For a building that has some big lecture halls, the Thomas Building is one of them. Lecture hall 101, in particular, holds a 200-seating capacity for Communications 370: Public Relations on Monday, Wednesday and Friday from 11:15.

The professor for that class is Steve Manuel, a Senior Lecturer of Communications. He currently teaches 195 students in the class.

With the ability to see his students fully unmasked, Manuel said he was happy when he heard the mandate would be lifted.

“It’s actually a huge, huge sigh of relief,” Manuel said. “You can actually see the faces of students. I hope that the mandate never comes back again.”

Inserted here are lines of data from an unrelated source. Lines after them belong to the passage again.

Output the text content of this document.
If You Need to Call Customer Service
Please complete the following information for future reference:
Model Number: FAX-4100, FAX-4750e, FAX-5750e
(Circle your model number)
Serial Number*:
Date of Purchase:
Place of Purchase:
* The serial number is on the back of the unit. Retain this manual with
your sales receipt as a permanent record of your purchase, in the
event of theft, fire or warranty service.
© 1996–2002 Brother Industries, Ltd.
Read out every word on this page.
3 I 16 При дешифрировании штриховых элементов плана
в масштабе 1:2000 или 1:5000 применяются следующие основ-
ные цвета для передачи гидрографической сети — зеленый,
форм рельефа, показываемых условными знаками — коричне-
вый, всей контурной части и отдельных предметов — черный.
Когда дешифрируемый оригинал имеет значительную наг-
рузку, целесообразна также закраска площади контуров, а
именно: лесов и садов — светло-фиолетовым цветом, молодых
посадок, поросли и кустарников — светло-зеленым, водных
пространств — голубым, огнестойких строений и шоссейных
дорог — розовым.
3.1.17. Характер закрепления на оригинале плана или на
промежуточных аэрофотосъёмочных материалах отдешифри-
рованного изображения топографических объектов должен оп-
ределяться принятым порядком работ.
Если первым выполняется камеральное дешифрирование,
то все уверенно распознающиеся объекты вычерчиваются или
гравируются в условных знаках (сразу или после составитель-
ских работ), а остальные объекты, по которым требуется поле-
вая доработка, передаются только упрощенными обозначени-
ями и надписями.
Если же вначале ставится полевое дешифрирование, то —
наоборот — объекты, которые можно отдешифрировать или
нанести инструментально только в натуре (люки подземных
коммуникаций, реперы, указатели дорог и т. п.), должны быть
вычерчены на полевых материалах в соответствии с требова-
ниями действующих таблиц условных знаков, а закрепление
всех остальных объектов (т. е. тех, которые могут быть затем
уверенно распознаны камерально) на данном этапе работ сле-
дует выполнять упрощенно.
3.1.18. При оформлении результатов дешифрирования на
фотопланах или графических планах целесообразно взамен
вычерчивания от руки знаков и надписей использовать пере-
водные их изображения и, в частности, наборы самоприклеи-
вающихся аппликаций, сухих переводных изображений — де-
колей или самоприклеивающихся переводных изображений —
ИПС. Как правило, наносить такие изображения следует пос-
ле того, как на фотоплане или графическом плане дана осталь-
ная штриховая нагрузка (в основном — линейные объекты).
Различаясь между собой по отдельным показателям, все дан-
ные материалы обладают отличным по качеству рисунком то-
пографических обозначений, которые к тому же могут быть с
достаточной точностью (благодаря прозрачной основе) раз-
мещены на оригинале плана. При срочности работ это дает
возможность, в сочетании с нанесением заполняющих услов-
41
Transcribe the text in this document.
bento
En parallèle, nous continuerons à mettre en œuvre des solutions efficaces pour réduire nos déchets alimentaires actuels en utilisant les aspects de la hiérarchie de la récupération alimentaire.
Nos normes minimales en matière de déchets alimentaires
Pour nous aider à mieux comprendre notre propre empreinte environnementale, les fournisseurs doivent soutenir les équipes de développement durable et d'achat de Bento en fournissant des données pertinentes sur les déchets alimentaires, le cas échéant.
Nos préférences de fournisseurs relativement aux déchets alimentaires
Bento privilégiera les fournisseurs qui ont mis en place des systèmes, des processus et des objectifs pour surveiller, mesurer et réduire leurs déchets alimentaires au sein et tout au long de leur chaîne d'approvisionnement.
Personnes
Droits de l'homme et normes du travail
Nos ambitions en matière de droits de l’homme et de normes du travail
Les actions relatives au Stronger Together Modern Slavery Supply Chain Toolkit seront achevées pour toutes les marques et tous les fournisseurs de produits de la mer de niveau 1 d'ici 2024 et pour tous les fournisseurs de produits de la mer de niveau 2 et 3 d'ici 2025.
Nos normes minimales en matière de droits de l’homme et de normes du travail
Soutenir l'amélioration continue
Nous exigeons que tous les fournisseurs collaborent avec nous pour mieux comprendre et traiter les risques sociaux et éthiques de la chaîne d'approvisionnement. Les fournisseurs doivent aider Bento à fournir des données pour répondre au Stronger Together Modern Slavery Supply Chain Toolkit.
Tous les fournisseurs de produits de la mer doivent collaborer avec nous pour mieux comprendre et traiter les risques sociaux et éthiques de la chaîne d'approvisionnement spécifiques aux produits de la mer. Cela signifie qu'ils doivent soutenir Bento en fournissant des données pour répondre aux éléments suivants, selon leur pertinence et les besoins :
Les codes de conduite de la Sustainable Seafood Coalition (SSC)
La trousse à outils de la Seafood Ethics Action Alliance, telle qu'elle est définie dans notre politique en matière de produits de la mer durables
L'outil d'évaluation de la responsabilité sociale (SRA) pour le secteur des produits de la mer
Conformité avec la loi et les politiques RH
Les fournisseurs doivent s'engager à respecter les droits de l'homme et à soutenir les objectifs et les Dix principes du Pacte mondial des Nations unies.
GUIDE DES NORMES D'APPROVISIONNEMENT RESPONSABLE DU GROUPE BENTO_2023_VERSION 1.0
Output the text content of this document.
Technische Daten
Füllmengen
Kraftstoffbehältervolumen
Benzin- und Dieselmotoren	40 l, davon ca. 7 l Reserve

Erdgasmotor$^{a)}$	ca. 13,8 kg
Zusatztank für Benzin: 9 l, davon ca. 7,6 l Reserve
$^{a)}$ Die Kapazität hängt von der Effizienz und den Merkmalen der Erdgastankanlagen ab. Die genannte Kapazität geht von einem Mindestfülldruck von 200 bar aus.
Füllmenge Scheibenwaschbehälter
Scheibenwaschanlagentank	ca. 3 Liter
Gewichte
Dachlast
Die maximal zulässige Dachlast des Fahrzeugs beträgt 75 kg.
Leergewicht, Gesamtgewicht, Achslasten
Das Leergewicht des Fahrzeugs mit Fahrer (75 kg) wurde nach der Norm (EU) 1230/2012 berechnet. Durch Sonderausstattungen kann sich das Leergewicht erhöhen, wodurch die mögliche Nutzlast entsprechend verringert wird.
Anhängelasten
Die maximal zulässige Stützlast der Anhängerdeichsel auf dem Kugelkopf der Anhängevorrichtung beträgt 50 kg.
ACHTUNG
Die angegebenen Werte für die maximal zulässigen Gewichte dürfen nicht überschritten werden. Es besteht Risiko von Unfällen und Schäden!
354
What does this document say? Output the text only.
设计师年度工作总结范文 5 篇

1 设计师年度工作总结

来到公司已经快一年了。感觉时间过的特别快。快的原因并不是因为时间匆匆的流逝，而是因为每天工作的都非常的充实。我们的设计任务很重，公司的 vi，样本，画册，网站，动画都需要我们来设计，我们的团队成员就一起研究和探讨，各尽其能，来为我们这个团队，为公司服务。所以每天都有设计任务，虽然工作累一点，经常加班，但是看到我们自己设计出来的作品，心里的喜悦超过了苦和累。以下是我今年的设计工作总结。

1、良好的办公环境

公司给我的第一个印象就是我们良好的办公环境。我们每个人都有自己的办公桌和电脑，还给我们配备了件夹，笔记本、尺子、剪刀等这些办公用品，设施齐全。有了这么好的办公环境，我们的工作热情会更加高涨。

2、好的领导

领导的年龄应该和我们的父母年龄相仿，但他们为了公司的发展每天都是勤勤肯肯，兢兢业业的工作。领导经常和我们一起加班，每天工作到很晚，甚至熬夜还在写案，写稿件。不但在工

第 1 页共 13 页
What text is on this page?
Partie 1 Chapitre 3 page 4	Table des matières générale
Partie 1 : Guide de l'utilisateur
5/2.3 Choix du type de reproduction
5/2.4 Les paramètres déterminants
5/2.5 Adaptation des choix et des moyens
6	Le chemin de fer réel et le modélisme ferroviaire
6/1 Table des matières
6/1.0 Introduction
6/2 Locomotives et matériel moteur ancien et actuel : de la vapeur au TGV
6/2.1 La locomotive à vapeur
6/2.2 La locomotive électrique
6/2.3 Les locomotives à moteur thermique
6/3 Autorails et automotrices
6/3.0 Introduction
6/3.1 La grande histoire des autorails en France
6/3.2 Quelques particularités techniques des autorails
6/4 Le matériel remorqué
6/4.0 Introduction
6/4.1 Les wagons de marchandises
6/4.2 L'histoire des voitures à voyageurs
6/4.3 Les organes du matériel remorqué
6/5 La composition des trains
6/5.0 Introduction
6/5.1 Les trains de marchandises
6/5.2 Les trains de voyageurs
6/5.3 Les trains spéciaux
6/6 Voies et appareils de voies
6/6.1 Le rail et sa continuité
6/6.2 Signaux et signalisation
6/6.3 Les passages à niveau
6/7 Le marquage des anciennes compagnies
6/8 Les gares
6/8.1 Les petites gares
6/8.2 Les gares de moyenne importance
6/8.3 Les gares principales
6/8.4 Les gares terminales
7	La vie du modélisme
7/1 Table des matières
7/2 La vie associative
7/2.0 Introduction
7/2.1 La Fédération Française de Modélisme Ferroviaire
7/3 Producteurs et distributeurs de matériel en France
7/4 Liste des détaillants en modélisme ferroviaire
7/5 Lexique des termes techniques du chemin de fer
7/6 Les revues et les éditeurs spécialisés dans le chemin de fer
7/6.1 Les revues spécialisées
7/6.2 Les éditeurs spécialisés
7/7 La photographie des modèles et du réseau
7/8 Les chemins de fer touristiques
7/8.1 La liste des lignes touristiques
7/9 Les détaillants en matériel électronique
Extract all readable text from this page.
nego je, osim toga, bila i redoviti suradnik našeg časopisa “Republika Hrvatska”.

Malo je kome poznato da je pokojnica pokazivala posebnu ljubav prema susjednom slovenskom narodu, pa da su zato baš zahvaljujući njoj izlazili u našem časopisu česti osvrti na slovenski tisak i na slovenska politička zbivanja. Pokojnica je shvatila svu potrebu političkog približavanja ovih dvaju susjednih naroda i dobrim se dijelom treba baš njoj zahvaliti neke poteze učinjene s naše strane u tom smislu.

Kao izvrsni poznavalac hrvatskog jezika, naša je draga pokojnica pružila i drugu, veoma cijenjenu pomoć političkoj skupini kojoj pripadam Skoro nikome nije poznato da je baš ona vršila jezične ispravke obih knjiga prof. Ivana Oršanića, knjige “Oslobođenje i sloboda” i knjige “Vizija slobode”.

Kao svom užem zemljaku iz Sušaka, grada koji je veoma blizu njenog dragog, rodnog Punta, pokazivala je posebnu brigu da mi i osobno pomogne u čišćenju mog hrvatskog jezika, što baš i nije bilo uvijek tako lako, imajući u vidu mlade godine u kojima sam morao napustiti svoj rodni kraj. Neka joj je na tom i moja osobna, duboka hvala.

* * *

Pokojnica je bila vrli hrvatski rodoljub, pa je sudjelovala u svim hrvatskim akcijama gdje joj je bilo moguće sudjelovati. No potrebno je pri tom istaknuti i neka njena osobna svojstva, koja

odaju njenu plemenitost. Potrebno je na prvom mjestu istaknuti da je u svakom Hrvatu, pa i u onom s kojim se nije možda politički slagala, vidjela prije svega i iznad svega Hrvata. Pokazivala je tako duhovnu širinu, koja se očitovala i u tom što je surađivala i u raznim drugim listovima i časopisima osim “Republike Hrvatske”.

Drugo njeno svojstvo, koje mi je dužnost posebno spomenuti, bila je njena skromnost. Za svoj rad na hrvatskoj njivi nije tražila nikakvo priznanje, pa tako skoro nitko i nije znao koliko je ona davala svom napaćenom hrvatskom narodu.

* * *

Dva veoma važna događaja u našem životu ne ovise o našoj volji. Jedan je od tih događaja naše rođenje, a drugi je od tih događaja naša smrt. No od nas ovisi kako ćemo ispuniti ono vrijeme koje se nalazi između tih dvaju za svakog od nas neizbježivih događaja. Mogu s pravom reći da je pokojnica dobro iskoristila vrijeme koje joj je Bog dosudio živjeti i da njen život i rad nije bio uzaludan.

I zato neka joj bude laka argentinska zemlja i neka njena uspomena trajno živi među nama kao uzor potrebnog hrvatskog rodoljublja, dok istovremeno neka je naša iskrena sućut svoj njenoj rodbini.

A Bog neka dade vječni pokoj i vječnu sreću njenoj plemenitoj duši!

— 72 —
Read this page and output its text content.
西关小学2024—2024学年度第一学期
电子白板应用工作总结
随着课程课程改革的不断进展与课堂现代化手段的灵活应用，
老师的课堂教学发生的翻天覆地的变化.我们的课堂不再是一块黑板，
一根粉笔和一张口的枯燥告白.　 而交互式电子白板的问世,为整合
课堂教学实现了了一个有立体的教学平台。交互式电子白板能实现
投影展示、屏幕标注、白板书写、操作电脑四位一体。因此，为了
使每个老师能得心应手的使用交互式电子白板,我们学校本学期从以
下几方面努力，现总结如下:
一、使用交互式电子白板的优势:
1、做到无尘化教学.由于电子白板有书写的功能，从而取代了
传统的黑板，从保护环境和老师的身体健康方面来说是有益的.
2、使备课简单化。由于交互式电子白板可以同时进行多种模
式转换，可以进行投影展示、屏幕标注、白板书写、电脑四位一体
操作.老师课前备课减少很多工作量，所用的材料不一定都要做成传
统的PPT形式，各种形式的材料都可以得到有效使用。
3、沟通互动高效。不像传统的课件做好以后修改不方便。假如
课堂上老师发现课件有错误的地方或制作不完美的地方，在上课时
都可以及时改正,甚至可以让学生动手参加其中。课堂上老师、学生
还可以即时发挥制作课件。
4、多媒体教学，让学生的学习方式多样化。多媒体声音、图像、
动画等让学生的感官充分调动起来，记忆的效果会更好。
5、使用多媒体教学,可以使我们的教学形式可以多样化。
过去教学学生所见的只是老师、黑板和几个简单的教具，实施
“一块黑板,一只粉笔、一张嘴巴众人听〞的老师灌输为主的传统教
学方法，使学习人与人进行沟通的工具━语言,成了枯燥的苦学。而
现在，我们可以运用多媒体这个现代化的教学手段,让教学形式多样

A fellow student that takes a class in Thomas 101 also agreed.

Lauren Smith is a part of Economic 315, a 161-student class that is taught from 2:30–3:20 on Monday, Wednesday, and Friday.

Because there are other lecture halls bigger in the Thoms Building, Smith is content with others not having a mask.

“It’s alright,” Smith (senior-statistics) said. “I’m in one of the smaller lecture halls compared to others in the building, so it’s not a big deal.”